A candidate map (h.sub.1, h.sub.2, . . . , h.sub.N) corresponds to
a clique of size N in the graph, and its approximate score
corresponds to the smallest edge weight in the clique.
[0316] In general, the clique problem (for instance, with binary
edge weights) is NP-complete and may not result in any asymptotic
speedup over the exhaustive search. For this problem, however,
effective branch-and-bound search heuristics is devised in a
preferred embodiment.
[0317] Consider first the problem of finding just the best clique.
In accordance with the present invention, several heuristic bounds
can be used to eliminate much of the search space for the best
clique. In a specific embodiment, the following two are used:
[0318] (1) The score of any edge of a clique is an upper bound on
the score of that clique. If the previous best clique found during
a search has a better (higher) score than the score of some edge,
all cliques that include this edge can be ruled out;
[0319] (2) For each node in the graph, precompute the score of the
best edge that includes this node. If the previous best clique
found during a search has a better (higher) score than this node
score, all cliques that include this node are ruled out.

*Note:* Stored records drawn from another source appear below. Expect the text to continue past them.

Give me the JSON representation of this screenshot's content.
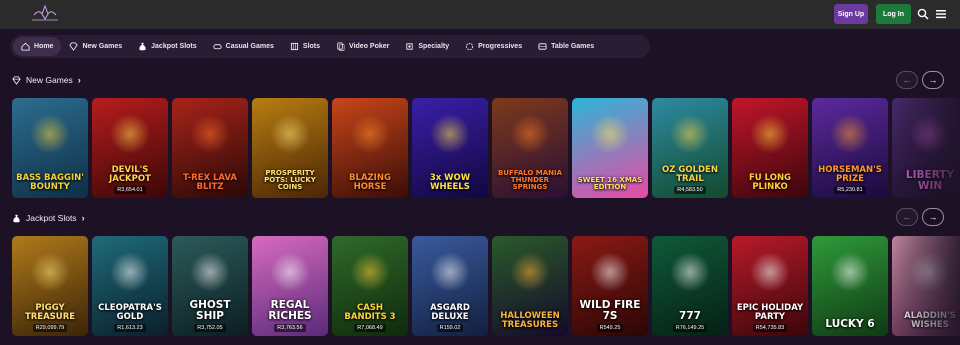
{
  "header": {
    "signup_label": "Sign Up",
    "login_label": "Log In",
    "colors": {
      "signup": "#6a3a9e",
      "login": "#1e7a3a",
      "bar": "#2b2b2b"
    }
  },
  "nav": [
    {
      "label": "Home",
      "icon": "home-icon",
      "active": true
    },
    {
      "label": "New Games",
      "icon": "diamond-icon",
      "active": false
    },
    {
      "label": "Jackpot Slots",
      "icon": "money-bag-icon",
      "active": false
    },
    {
      "label": "Casual Games",
      "icon": "controller-icon",
      "active": false
    },
    {
      "label": "Slots",
      "icon": "slot-icon",
      "active": false
    },
    {
      "label": "Video Poker",
      "icon": "cards-icon",
      "active": false
    },
    {
      "label": "Specialty",
      "icon": "puzzle-icon",
      "active": false
    },
    {
      "label": "Progressives",
      "icon": "progress-icon",
      "active": false
    },
    {
      "label": "Table Games",
      "icon": "table-icon",
      "active": false
    }
  ],
  "sections": {
    "new_games": {
      "title": "New Games",
      "icon": "diamond-icon",
      "games": [
        {
          "title": "BASS BAGGIN' BOUNTY",
          "jackpot": "",
          "bg": "#2d6d8f",
          "bg2": "#0e2f46",
          "color": "#f6d23a"
        },
        {
          "title": "DEVIL'S JACKPOT",
          "jackpot": "R3,654.01",
          "bg": "#b81d1d",
          "bg2": "#3a0707",
          "color": "#ffd54a"
        },
        {
          "title": "T-REX LAVA BLITZ",
          "jackpot": "",
          "bg": "#a8241a",
          "bg2": "#2b0906",
          "color": "#ff6d2e"
        },
        {
          "title": "PROSPERITY POTS: LUCKY COINS",
          "jackpot": "",
          "bg": "#b87d12",
          "bg2": "#4a2606",
          "color": "#ffe27a"
        },
        {
          "title": "BLAZING HORSE",
          "jackpot": "",
          "bg": "#c7461a",
          "bg2": "#3b0d07",
          "color": "#ff8a2a"
        },
        {
          "title": "3x WOW WHEELS",
          "jackpot": "",
          "bg": "#3a1fa8",
          "bg2": "#12073f",
          "color": "#ffe14a"
        },
        {
          "title": "BUFFALO MANIA THUNDER SPRINGS",
          "jackpot": "",
          "bg": "#7d3a1c",
          "bg2": "#2a0f33",
          "color": "#ff7a2a"
        },
        {
          "title": "SWEET 16 XMAS EDITION",
          "jackpot": "",
          "bg": "#2cb6d6",
          "bg2": "#e94aa5",
          "color": "#ffe45a"
        },
        {
          "title": "OZ GOLDEN TRAIL",
          "jackpot": "R4,583.50",
          "bg": "#2e8aa3",
          "bg2": "#124a2b",
          "color": "#ffd54a"
        },
        {
          "title": "FU LONG PLINKO",
          "jackpot": "",
          "bg": "#c2162a",
          "bg2": "#3a060c",
          "color": "#ffd23a"
        },
        {
          "title": "HORSEMAN'S PRIZE",
          "jackpot": "R5,230.81",
          "bg": "#5c2a9e",
          "bg2": "#1a0a3a",
          "color": "#ff9a2a"
        },
        {
          "title": "LIBERTY WIN",
          "jackpot": "",
          "bg": "#4a2a6e",
          "bg2": "#1c0f2a",
          "color": "#d96ad9"
        }
      ]
    },
    "jackpot_slots": {
      "title": "Jackpot Slots",
      "icon": "money-bag-icon",
      "games": [
        {
          "title": "PIGGY TREASURE",
          "jackpot": "R29,099.79",
          "bg": "#b07a1a",
          "bg2": "#3b2408",
          "color": "#ffe27a"
        },
        {
          "title": "CLEOPATRA'S GOLD",
          "jackpot": "R1,613.23",
          "bg": "#1f6b7a",
          "bg2": "#0a1f2a",
          "color": "#ffffff"
        },
        {
          "title": "GHOST SHIP",
          "jackpot": "R3,752.05",
          "bg": "#2d5a5a",
          "bg2": "#0b1e22",
          "color": "#ffffff"
        },
        {
          "title": "REGAL RICHES",
          "jackpot": "R3,763.56",
          "bg": "#d86bc0",
          "bg2": "#5a2a7a",
          "color": "#ffffff"
        },
        {
          "title": "CASH BANDITS 3",
          "jackpot": "R7,068.49",
          "bg": "#2f6a2a",
          "bg2": "#0f2a0c",
          "color": "#ffd23a"
        },
        {
          "title": "ASGARD DELUXE",
          "jackpot": "R159.02",
          "bg": "#3a5a9e",
          "bg2": "#12203f",
          "color": "#ffffff"
        },
        {
          "title": "HALLOWEEN TREASURES",
          "jackpot": "",
          "bg": "#2a5a2a",
          "bg2": "#140a2a",
          "color": "#ffb23a"
        },
        {
          "title": "WILD FIRE 7S",
          "jackpot": "R549.25",
          "bg": "#8a1a14",
          "bg2": "#2a0606",
          "color": "#ffffff"
        },
        {
          "title": "777",
          "jackpot": "R76,149.25",
          "bg": "#0f5a3a",
          "bg2": "#061f14",
          "color": "#ffffff"
        },
        {
          "title": "EPIC HOLIDAY PARTY",
          "jackpot": "R54,735.83",
          "bg": "#b81a2a",
          "bg2": "#3a060a",
          "color": "#ffffff"
        },
        {
          "title": "LUCKY 6",
          "jackpot": "",
          "bg": "#2f9a3a",
          "bg2": "#0f3a14",
          "color": "#ffffff"
        },
        {
          "title": "ALADDIN'S WISHES",
          "jackpot": "",
          "bg": "#c28aa0",
          "bg2": "#5a2a4a",
          "color": "#ffffff"
        }
      ]
    }
  }
}
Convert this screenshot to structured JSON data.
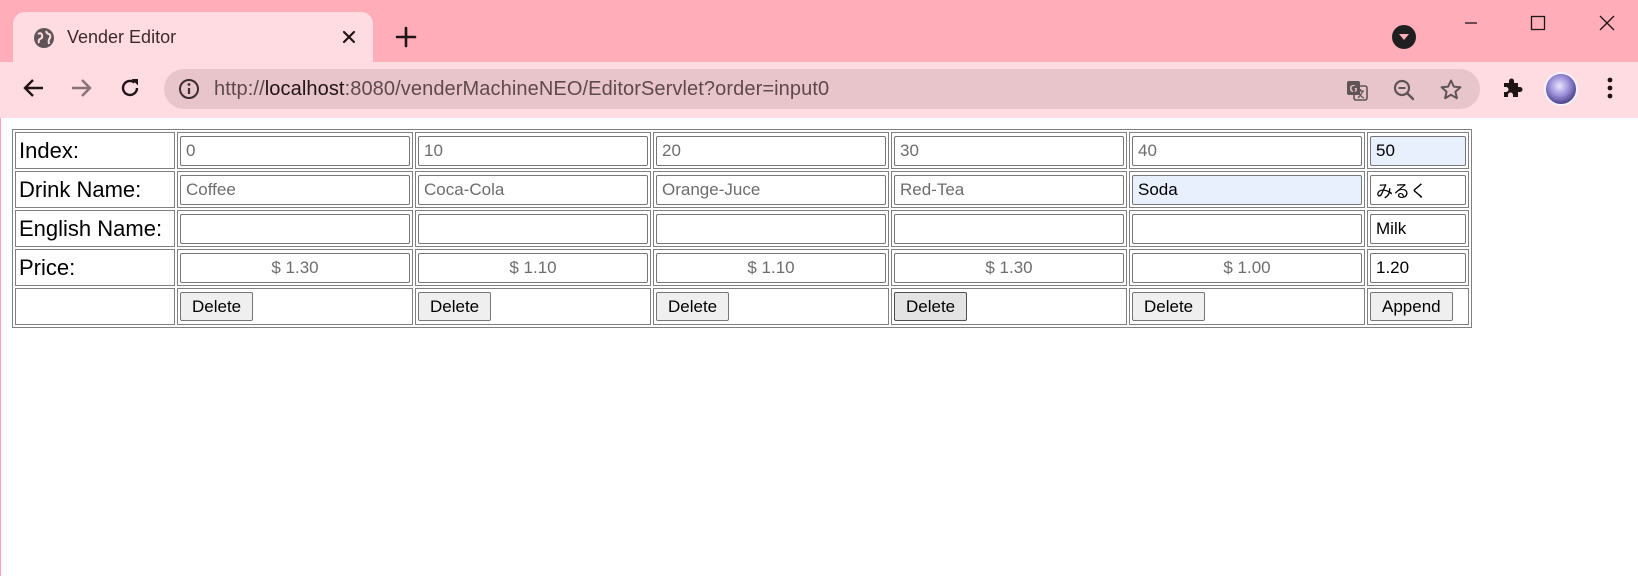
{
  "browser": {
    "tab_title": "Vender Editor",
    "url_prefix": "http://",
    "url_host": "localhost",
    "url_rest": ":8080/venderMachineNEO/EditorServlet?order=input0",
    "theme_color": "#ffadb8"
  },
  "editor": {
    "labels": {
      "index": "Index:",
      "drink_name": "Drink Name:",
      "english_name": "English Name:",
      "price": "Price:"
    },
    "columns": [
      {
        "index": "0",
        "drink_name": "Coffee",
        "english_name": "",
        "price": "$ 1.30",
        "button": "Delete"
      },
      {
        "index": "10",
        "drink_name": "Coca-Cola",
        "english_name": "",
        "price": "$ 1.10",
        "button": "Delete"
      },
      {
        "index": "20",
        "drink_name": "Orange-Juce",
        "english_name": "",
        "price": "$ 1.10",
        "button": "Delete"
      },
      {
        "index": "30",
        "drink_name": "Red-Tea",
        "english_name": "",
        "price": "$ 1.30",
        "button": "Delete"
      },
      {
        "index": "40",
        "drink_name": "Soda",
        "english_name": "",
        "price": "$ 1.00",
        "button": "Delete"
      }
    ],
    "new_entry": {
      "index": "50",
      "drink_name": "みるく",
      "english_name": "Milk",
      "price": "1.20",
      "button": "Append"
    }
  }
}
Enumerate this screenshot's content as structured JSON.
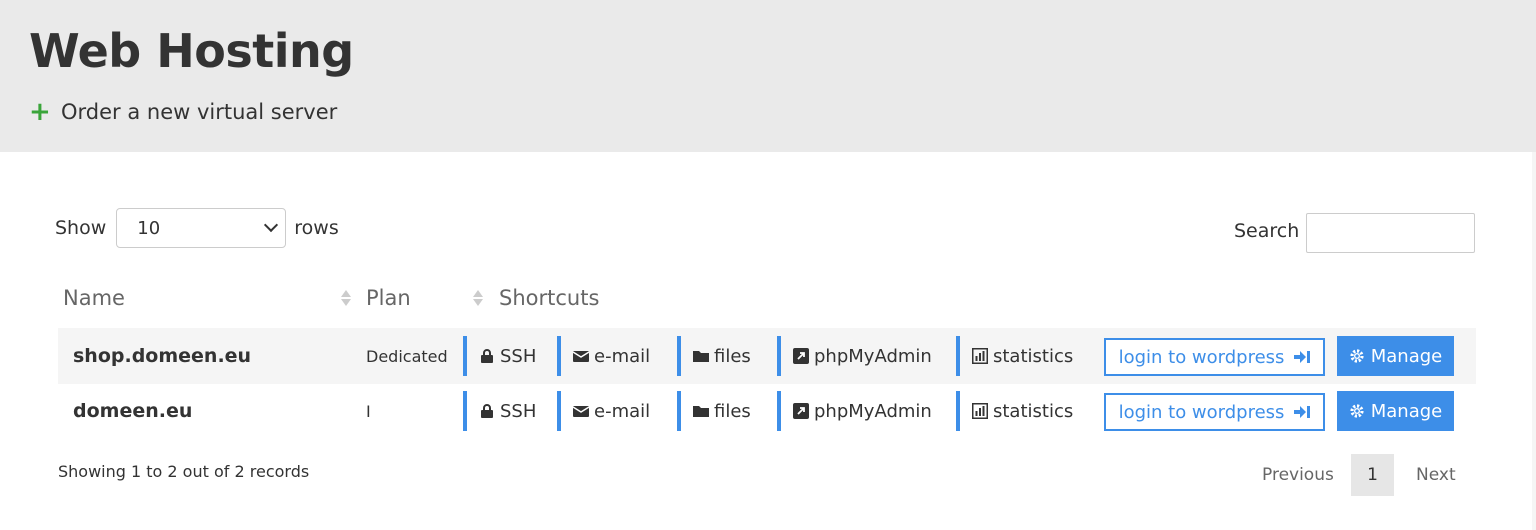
{
  "header": {
    "title": "Web Hosting",
    "order_label": "Order a new virtual server",
    "order_icon": "plus-icon"
  },
  "controls": {
    "show_label": "Show",
    "rows_label": "rows",
    "page_size": "10",
    "search_label": "Search",
    "search_value": ""
  },
  "table": {
    "columns": [
      "Name",
      "Plan",
      "Shortcuts"
    ],
    "rows": [
      {
        "name": "shop.domeen.eu",
        "plan": "Dedicated",
        "shortcuts": {
          "ssh": "SSH",
          "email": "e-mail",
          "files": "files",
          "pma": "phpMyAdmin",
          "stats": "statistics"
        },
        "login": "login to wordpress",
        "manage": "Manage"
      },
      {
        "name": "domeen.eu",
        "plan": "I",
        "shortcuts": {
          "ssh": "SSH",
          "email": "e-mail",
          "files": "files",
          "pma": "phpMyAdmin",
          "stats": "statistics"
        },
        "login": "login to wordpress",
        "manage": "Manage"
      }
    ]
  },
  "footer": {
    "showing": "Showing 1 to 2 out of 2 records",
    "previous": "Previous",
    "current_page": "1",
    "next": "Next"
  },
  "colors": {
    "accent": "#3d8ee8",
    "plus": "#3aa53a",
    "header_bg": "#eaeaea"
  }
}
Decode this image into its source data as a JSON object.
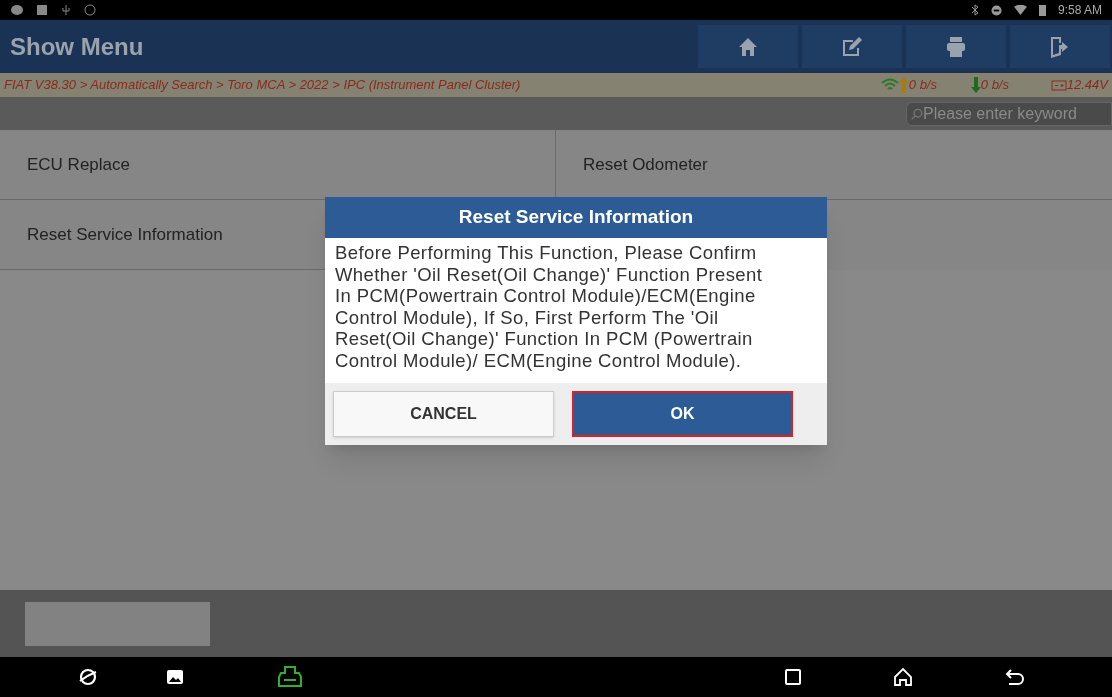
{
  "status_bar": {
    "time": "9:58 AM"
  },
  "header": {
    "title": "Show Menu",
    "toolbar": [
      {
        "kind": "home"
      },
      {
        "kind": "edit"
      },
      {
        "kind": "print"
      },
      {
        "kind": "exit"
      }
    ]
  },
  "breadcrumb": "FIAT V38.30 > Automatically Search > Toro MCA > 2022 > IPC (Instrument Panel Cluster)",
  "network": {
    "upload": "0 b/s",
    "download": "0 b/s",
    "voltage": "12.44V"
  },
  "search": {
    "placeholder": "Please enter keyword"
  },
  "menu_items": [
    "ECU Replace",
    "Reset Odometer",
    "Reset Service Information"
  ],
  "dialog": {
    "title": "Reset Service Information",
    "message": "Before Performing This Function, Please Confirm Whether 'Oil Reset(Oil Change)' Function Present In PCM(Powertrain Control Module)/ECM(Engine Control Module), If So, First Perform The 'Oil Reset(Oil Change)' Function In PCM (Powertrain Control Module)/ ECM(Engine Control Module).",
    "buttons": [
      {
        "label": "CANCEL",
        "kind": "secondary",
        "selected": false
      },
      {
        "label": "OK",
        "kind": "primary",
        "selected": true
      }
    ]
  }
}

[0320] As with all branch-and-bound heuristics, the effectiveness
of these techniques depends on quickly finding some good solutions,
in this case cliques with good scores. Experimentally, it was found
that an effective approach to be used in this problem is to sort
all K nodes by the Bayesian scores of the corresponding single cut
map. In other words, in a preferred embodiment, the method first
tries nodes that correspond to restriction site locations that have
a high observed cut rate in some orientation of the molecules.
Also, the nodes corresponding to cut sites of the best overall map
so far (with fewer than N cut sites) are tried first.
[0321] For data consisting of a few hundred molecules, the
branch-and-bound heuristics allows exhaustive search in under a
minute on a Sparc System 20 with N.ltoreq.7 (with K=200). For
N>7, a simple step-wise search procedure that searches for the
best map (h.sub.1, h.sub.2, . . . , h.sub.N) by fixing N-7 nodes
based on the previous best map, works well. The N-7 nodes selected
are the optimal with respect to a simple metric, for instance, the
nodes with the smallest standard error (i.e., ratio of standard
deviation to square root of sample size).
[0322] Next, the global search is modified to save the best B
(typically 8000) cliques of each size and then the exact Bayesian
probability density is evaluated at each of these B locations,
adding certain reasonable values for parameters other than (N;
h.sub.1, . . . , h.sub.N). In a preferred embodiment, these
parameters can be taken from the previous best map, or by using
some prior values if no previous best map is available. For some
best scoring subset (typically 32--64) of these maps, a gradient
search is used in a specific embodiment to locate the nearest
maxima (and also to provide accurate estimates for all parameters),
and the best scoring maxima are used as the final estimate for the
global maxima for the current value of N.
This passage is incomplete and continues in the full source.